Equipment manufacturers and suppliers are invited to submit their eligible products to the new categories through the scheme’s online process. Full details of the submission process are available through www.seai.ie/aca. Submissions are accepted on an ongoing basis with the list updated periodically throughout the year.
Wide Range of Incentives
This expansion of the categories will enable the scheme to provide a wider range of incentives and cost saving opportunities to companies across the majority of energy using equipment in virtually all business sectors. All companies liable for corporation tax will benefit from the ACA as it will reduce tax liabilities, increase cash flow and reduce energy costs in a sustained and ongoing manner.
“The Accelerated Capital Allowance Scheme acts as an important incentive to companies to invest in energy efficient equipment and we welcome the extension of the Scheme,” points out Brian Motherway, chief operations officer, SEAI. “We have seen an upturn in interest around energy efficient equipment since the ACA’s introduction in 2008. The growing awareness of companies looking at the lists of energy efficient equipment is both an acknowledgement of the success of the ACA to date and the genuine shift in business moving towards more energy efficient practices and investment.”
The ACA tax incentive highlights the savings available by buying best-in-class equipment. For example, a company investing in data servers can reduce annual running costs by 20% by choosing the most efficient model, compared to the average model. The investment pays for itself fully in two years and delivers substantial savings over its lifetime.

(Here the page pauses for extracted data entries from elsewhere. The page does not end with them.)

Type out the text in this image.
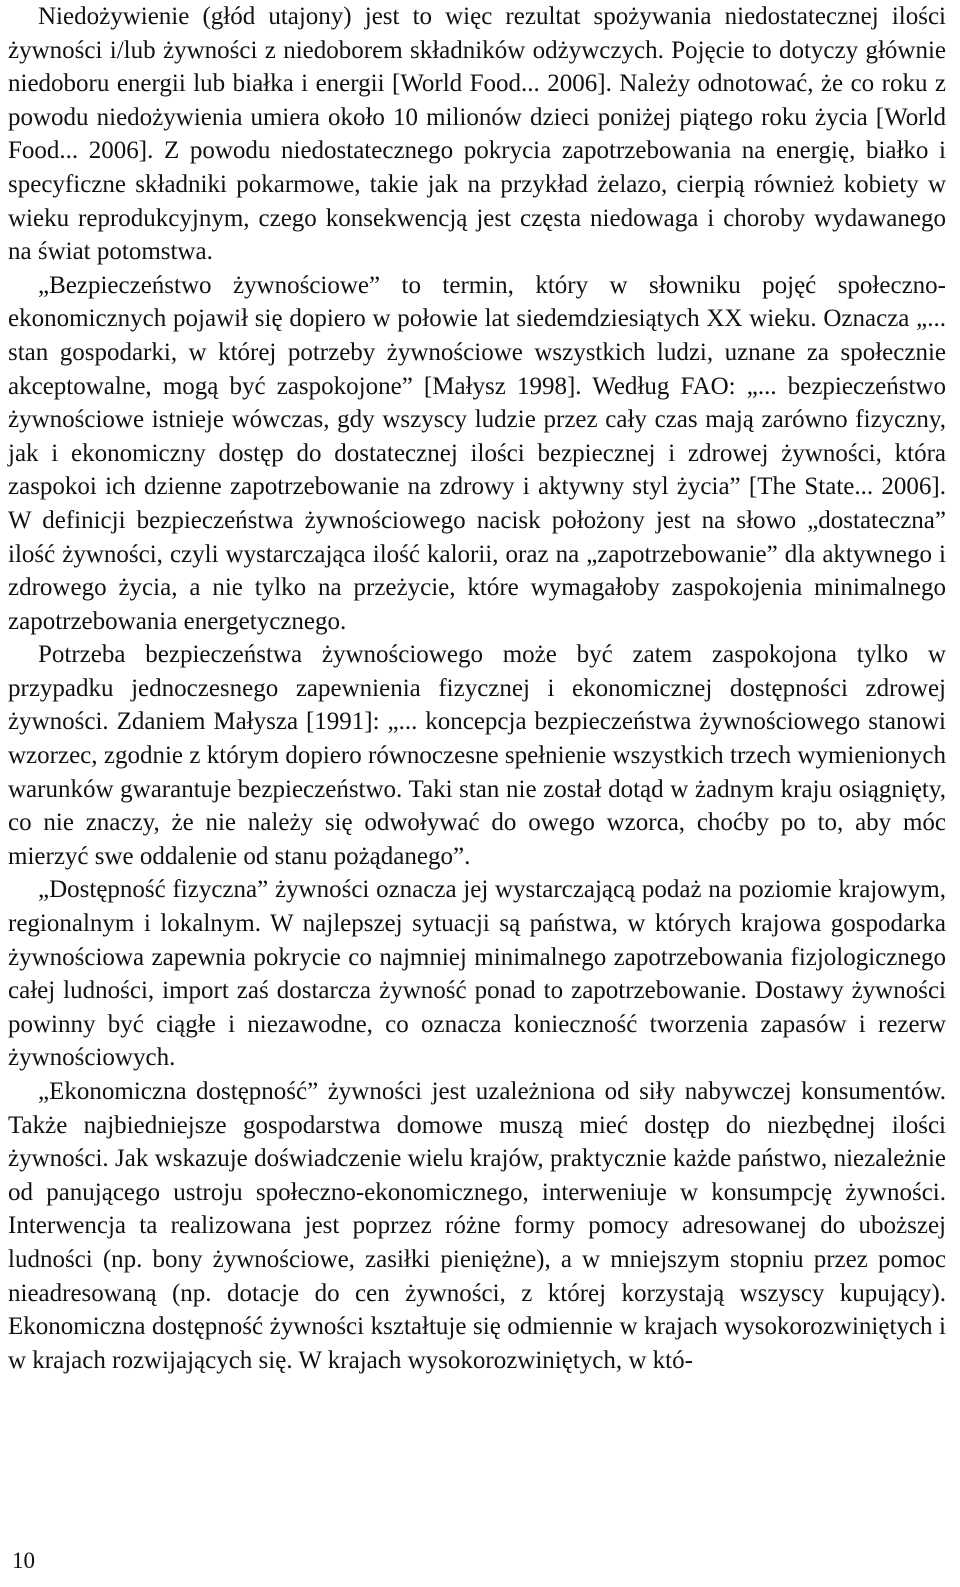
Niedożywienie (głód utajony) jest to więc rezultat spożywania niedostatecznej ilości żywności i/lub żywności z niedoborem składników odżywczych. Pojęcie to dotyczy głównie niedoboru energii lub białka i energii [World Food... 2006]. Należy odnotować, że co roku z powodu niedożywienia umiera około 10 milionów dzieci poniżej piątego roku życia [World Food... 2006]. Z powodu niedostatecznego pokrycia zapotrzebowania na energię, białko i specyficzne składniki pokarmowe, takie jak na przykład żelazo, cierpią również kobiety w wieku reprodukcyjnym, czego konsekwencją jest częsta niedowaga i choroby wydawanego na świat potomstwa.

„Bezpieczeństwo żywnościowe” to termin, który w słowniku pojęć społeczno-ekonomicznych pojawił się dopiero w połowie lat siedemdziesiątych XX wieku. Oznacza „... stan gospodarki, w której potrzeby żywnościowe wszystkich ludzi, uznane za społecznie akceptowalne, mogą być zaspokojone” [Małysz 1998]. Według FAO: „... bezpieczeństwo żywnościowe istnieje wówczas, gdy wszyscy ludzie przez cały czas mają zarówno fizyczny, jak i ekonomiczny dostęp do dostatecznej ilości bezpiecznej i zdrowej żywności, która zaspokoi ich dzienne zapotrzebowanie na zdrowy i aktywny styl życia” [The State... 2006]. W definicji bezpieczeństwa żywnościowego nacisk położony jest na słowo „dostateczna” ilość żywności, czyli wystarczająca ilość kalorii, oraz na „zapotrzebowanie” dla aktywnego i zdrowego życia, a nie tylko na przeżycie, które wymagałoby zaspokojenia minimalnego zapotrzebowania energetycznego.

Potrzeba bezpieczeństwa żywnościowego może być zatem zaspokojona tylko w przypadku jednoczesnego zapewnienia fizycznej i ekonomicznej dostępności zdrowej żywności. Zdaniem Małysza [1991]: „... koncepcja bezpieczeństwa żywnościowego stanowi wzorzec, zgodnie z którym dopiero równoczesne spełnienie wszystkich trzech wymienionych warunków gwarantuje bezpieczeństwo. Taki stan nie został dotąd w żadnym kraju osiągnięty, co nie znaczy, że nie należy się odwoływać do owego wzorca, choćby po to, aby móc mierzyć swe oddalenie od stanu pożądanego”.

„Dostępność fizyczna” żywności oznacza jej wystarczającą podaż na poziomie krajowym, regionalnym i lokalnym. W najlepszej sytuacji są państwa, w których krajowa gospodarka żywnościowa zapewnia pokrycie co najmniej minimalnego zapotrzebowania fizjologicznego całej ludności, import zaś dostarcza żywność ponad to zapotrzebowanie. Dostawy żywności powinny być ciągłe i niezawodne, co oznacza konieczność tworzenia zapasów i rezerw żywnościowych.

„Ekonomiczna dostępność” żywności jest uzależniona od siły nabywczej konsumentów. Także najbiedniejsze gospodarstwa domowe muszą mieć dostęp do niezbędnej ilości żywności. Jak wskazuje doświadczenie wielu krajów, praktycznie każde państwo, niezależnie od panującego ustroju społeczno-ekonomicznego, interweniuje w konsumpcję żywności. Interwencja ta realizowana jest poprzez różne formy pomocy adresowanej do uboższej ludności (np. bony żywnościowe, zasiłki pieniężne), a w mniejszym stopniu przez pomoc nieadresowaną (np. dotacje do cen żywności, z której korzystają wszyscy kupujący). Ekonomiczna dostępność żywności kształtuje się odmiennie w krajach wysokorozwiniętych i w krajach rozwijających się. W krajach wysokorozwiniętych, w któ-

10
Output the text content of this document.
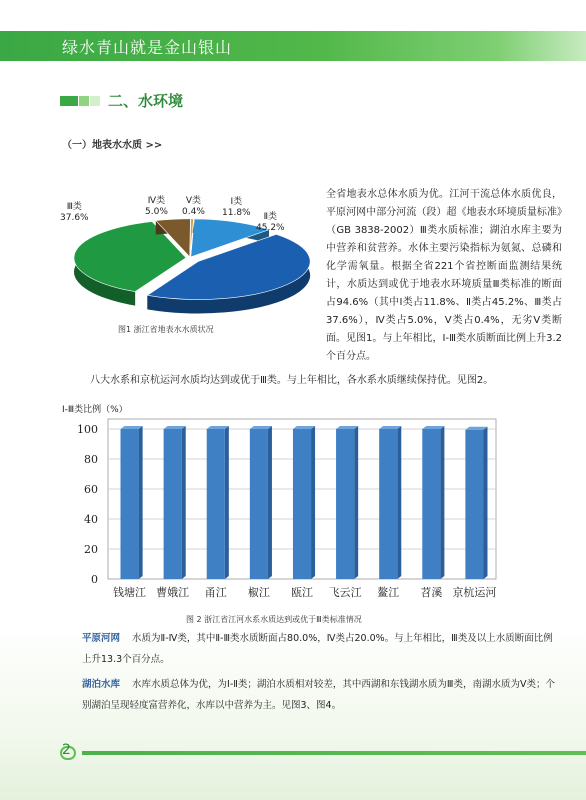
绿水青山就是金山银山
二、水环境
（一）地表水水质 >>
Ⅲ类
37.6%
Ⅳ类
5.0%
Ⅴ类
0.4%
Ⅰ类
11.8%	Ⅱ类
45.2%
图1 浙江省地表水水质状况
全省地表水总体水质为优。江河干流总体水质优良，平原河网中部分河流（段）超《地表水环境质量标准》（GB 3838-2002）Ⅲ类水质标准；湖泊水库主要为中营养和贫营养。水体主要污染指标为氨氮、总磷和化学需氧量。根据全省221个省控断面监测结果统计，水质达到或优于地表水环境质量Ⅲ类标准的断面占94.6%（其中Ⅰ类占11.8%、Ⅱ类占45.2%、Ⅲ类占37.6%），Ⅳ类占5.0%，Ⅴ类占0.4%，无劣Ⅴ类断面。见图1。与上年相比，Ⅰ-Ⅲ类水质断面比例上升3.2个百分点。
八大水系和京杭运河水质均达到或优于Ⅲ类。与上年相比，各水系水质继续保持优。见图2。
Ⅰ-Ⅲ类比例（%）
0
20
40
60
80
100
钱塘江 曹娥江 甬江 椒江 瓯江 飞云江 鳌江 苕溪 京杭运河
图 2 浙江省江河水系水质达到或优于Ⅲ类标准情况
平原河网 水质为Ⅱ-Ⅳ类，其中Ⅱ-Ⅲ类水质断面占80.0%，Ⅳ类占20.0%。与上年相比，Ⅲ类及以上水质断面比例上升13.3个百分点。
湖泊水库 水库水质总体为优，为Ⅰ-Ⅱ类；湖泊水质相对较差，其中西湖和东钱湖水质为Ⅲ类，南湖水质为Ⅴ类；个别湖泊呈现轻度富营养化，水库以中营养为主。见图3、图4。
2
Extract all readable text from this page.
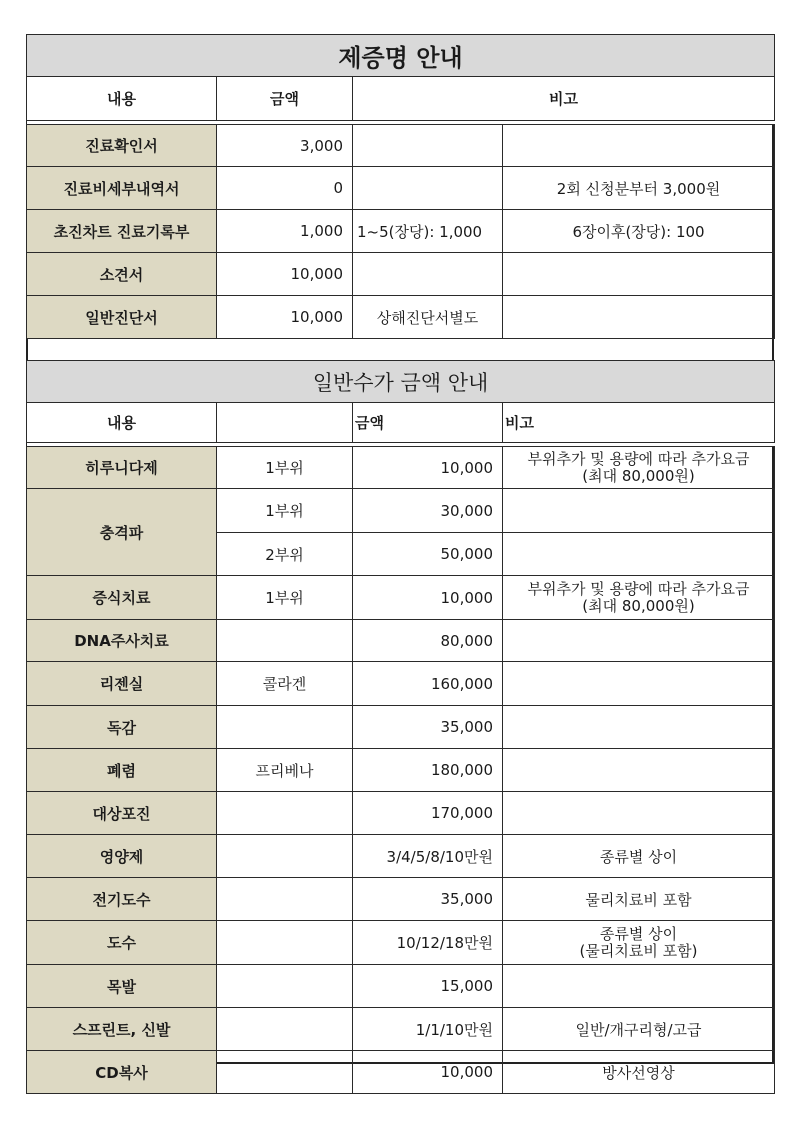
제증명 안내			
내용	금액	비고	

진료확인서	3,000		
진료비세부내역서	0		2회 신청분부터 3,000원
초진차트 진료기록부	1,000	1~5(장당): 1,000	6장이후(장당): 100
소견서	10,000		
일반진단서	10,000	상해진단서별도	
일반수가 금액 안내			
내용		금액	비고

히루니다제	1부위	10,000	부위추가 및 용량에 따라 추가요금
(최대 80,000원)

충격파	1부위	30,000	
	2부위	50,000	
증식치료	1부위	10,000	부위추가 및 용량에 따라 추가요금
(최대 80,000원)

DNA주사치료		80,000	
리젠실	콜라겐	160,000	
독감		35,000	
폐렴	프리베나	180,000	
대상포진		170,000	
영양제		3/4/5/8/10만원	종류별 상이
전기도수		35,000	물리치료비 포함
도수		10/12/18만원	종류별 상이
(물리치료비 포함)

목발		15,000	
스프린트, 신발		1/1/10만원	일반/개구리형/고급
CD복사		10,000	방사선영상
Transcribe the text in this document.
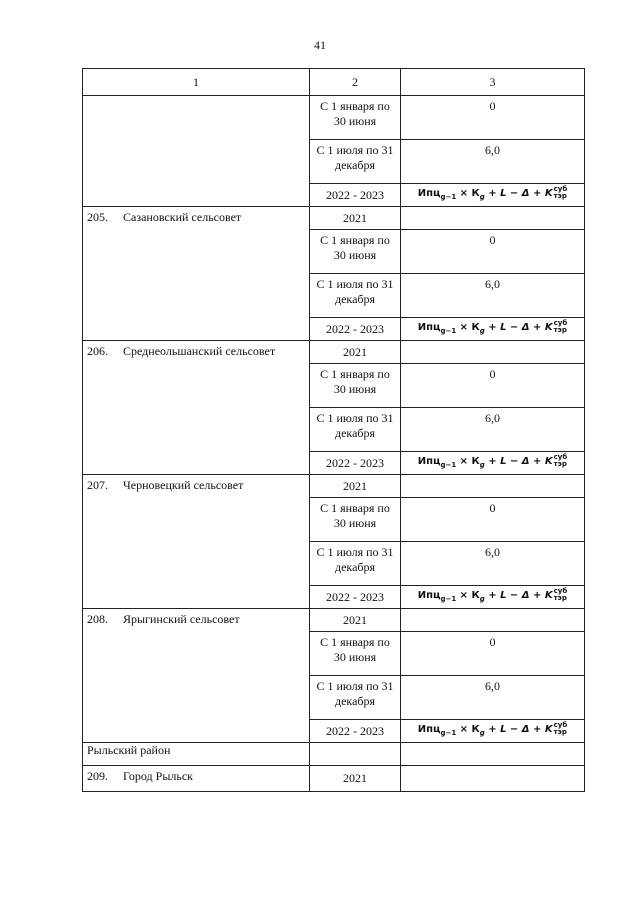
41
1	2	3
	С 1 января по 30 июня	0
	С 1 июля по 31 декабря	6,0
	2022 - 2023	$Ипц_{g-1} \times К_g + L - \Delta + K$ суб
тэр

205. Сазановский сельсовет	2021	
	С 1 января по 30 июня	0
	С 1 июля по 31 декабря	6,0
	2022 - 2023	$Ипц_{g-1} \times К_g + L - \Delta + K$ суб
тэр

206. Среднеольшанский сельсовет	2021	
	С 1 января по 30 июня	0
	С 1 июля по 31 декабря	6,0
	2022 - 2023	$Ипц_{g-1} \times К_g + L - \Delta + K$ суб
тэр

207. Черновецкий сельсовет	2021	
	С 1 января по 30 июня	0
	С 1 июля по 31 декабря	6,0
	2022 - 2023	$Ипц_{g-1} \times К_g + L - \Delta + K$ суб
тэр

208. Ярыгинский сельсовет	2021	
	С 1 января по 30 июня	0
	С 1 июля по 31 декабря	6,0
	2022 - 2023	$Ипц_{g-1} \times К_g + L - \Delta + K$ суб
тэр

Рыльский район		
209. Город Рыльск	2021	
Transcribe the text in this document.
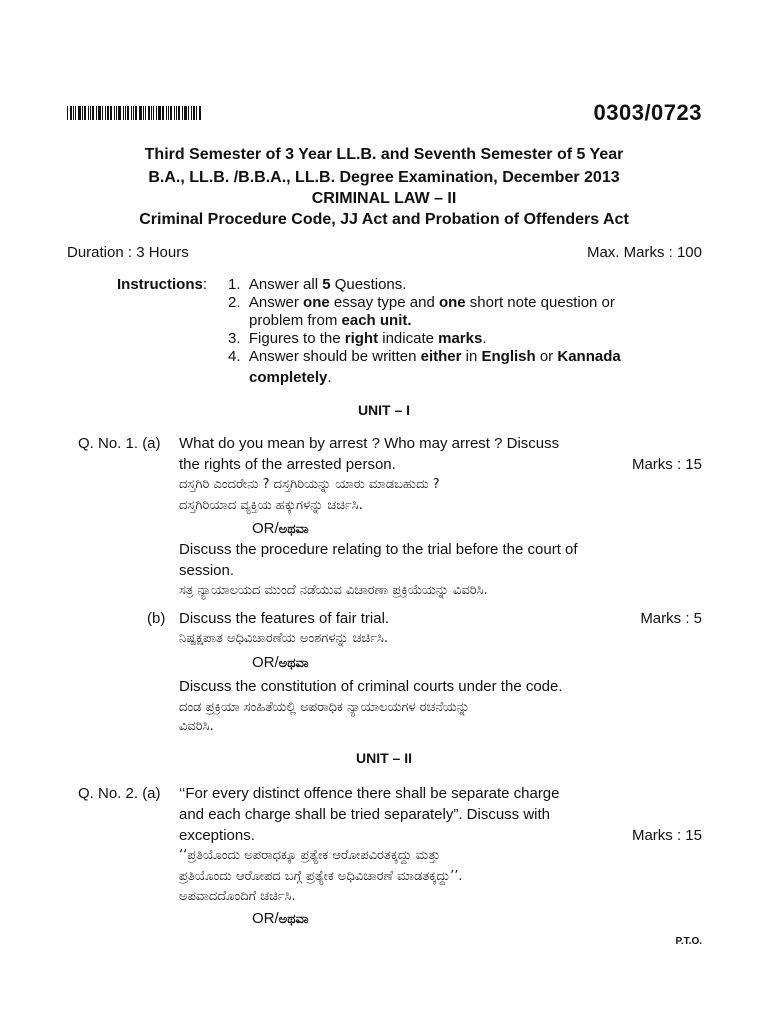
0303/0723
Third Semester of 3 Year LL.B. and Seventh Semester of 5 Year
B.A., LL.B. /B.B.A., LL.B. Degree Examination, December 2013
CRIMINAL LAW – II
Criminal Procedure Code, JJ Act and Probation of Offenders Act
Duration : 3 Hours	Max. Marks : 100
Instructions: 1. Answer all 5 Questions.
2. Answer one essay type and one short note question or
problem from each unit.
3. Figures to the right indicate marks.
4. Answer should be written either in English or Kannada
completely.
UNIT – I
Q. No. 1. (a) What do you mean by arrest ? Who may arrest ? Discuss
the rights of the arrested person.	Marks : 15
ದಸ್ತಗಿರಿ ಎಂದರೇನು ? ದಸ್ತಗಿರಿಯನ್ನು ಯಾರು ಮಾಡಬಹುದು ?
ದಸ್ತಗಿರಿಯಾದ ವ್ಯಕ್ತಿಯ ಹಕ್ಕುಗಳನ್ನು ಚರ್ಚಿಸಿ.
OR/ಅಥವಾ
Discuss the procedure relating to the trial before the court of
session.
ಸತ್ರ ನ್ಯಾಯಾಲಯದ ಮುಂದೆ ನಡೆಯುವ ವಿಚಾರಣಾ ಪ್ರಕ್ರಿಯೆಯನ್ನು ವಿವರಿಸಿ.
(b) Discuss the features of fair trial.	Marks : 5
ನಿಷ್ಪಕ್ಷಪಾತ ಅಧಿವಿಚಾರಣೆಯ ಅಂಶಗಳನ್ನು ಚರ್ಚಿಸಿ.
OR/ಅಥವಾ
Discuss the constitution of criminal courts under the code.
ದಂಡ ಪ್ರಕ್ರಿಯಾ ಸಂಹಿತೆಯಲ್ಲಿ ಅಪರಾಧಿಕ ನ್ಯಾಯಾಲಯಗಳ ರಚನೆಯನ್ನು
ವಿವರಿಸಿ.
UNIT – II
Q. No. 2. (a) ‘‘For every distinct offence there shall be separate charge
and each charge shall be tried separately”. Discuss with
exceptions.	Marks : 15
‘‘ಪ್ರತಿಯೊಂದು ಅಪರಾಧಕ್ಕೂ ಪ್ರತ್ಯೇಕ ಆರೋಪವಿರತಕ್ಕದ್ದು ಮತ್ತು
ಪ್ರತಿಯೊಂದು ಆರೋಪದ ಬಗ್ಗೆ ಪ್ರತ್ಯೇಕ ಅಧಿವಿಚಾರಣೆ ಮಾಡತಕ್ಕದ್ದು’’.
ಅಪವಾದದೊಂದಿಗೆ ಚರ್ಚಿಸಿ.
OR/ಅಥವಾ
P.T.O.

In order to be included on the ACA eligible list, products must meet stringent efficiency criteria. This provides a strong assurance to users of the Scheme that, as well as purchasing equipment in a tax efficient and cost effective manner, the equipment being purchased is amongst the most energy efficient equipment available. Thus the ACA scheme, as well as being an attractive tax incentive, provides an innovative energy efficiency benchmark to the industry at large.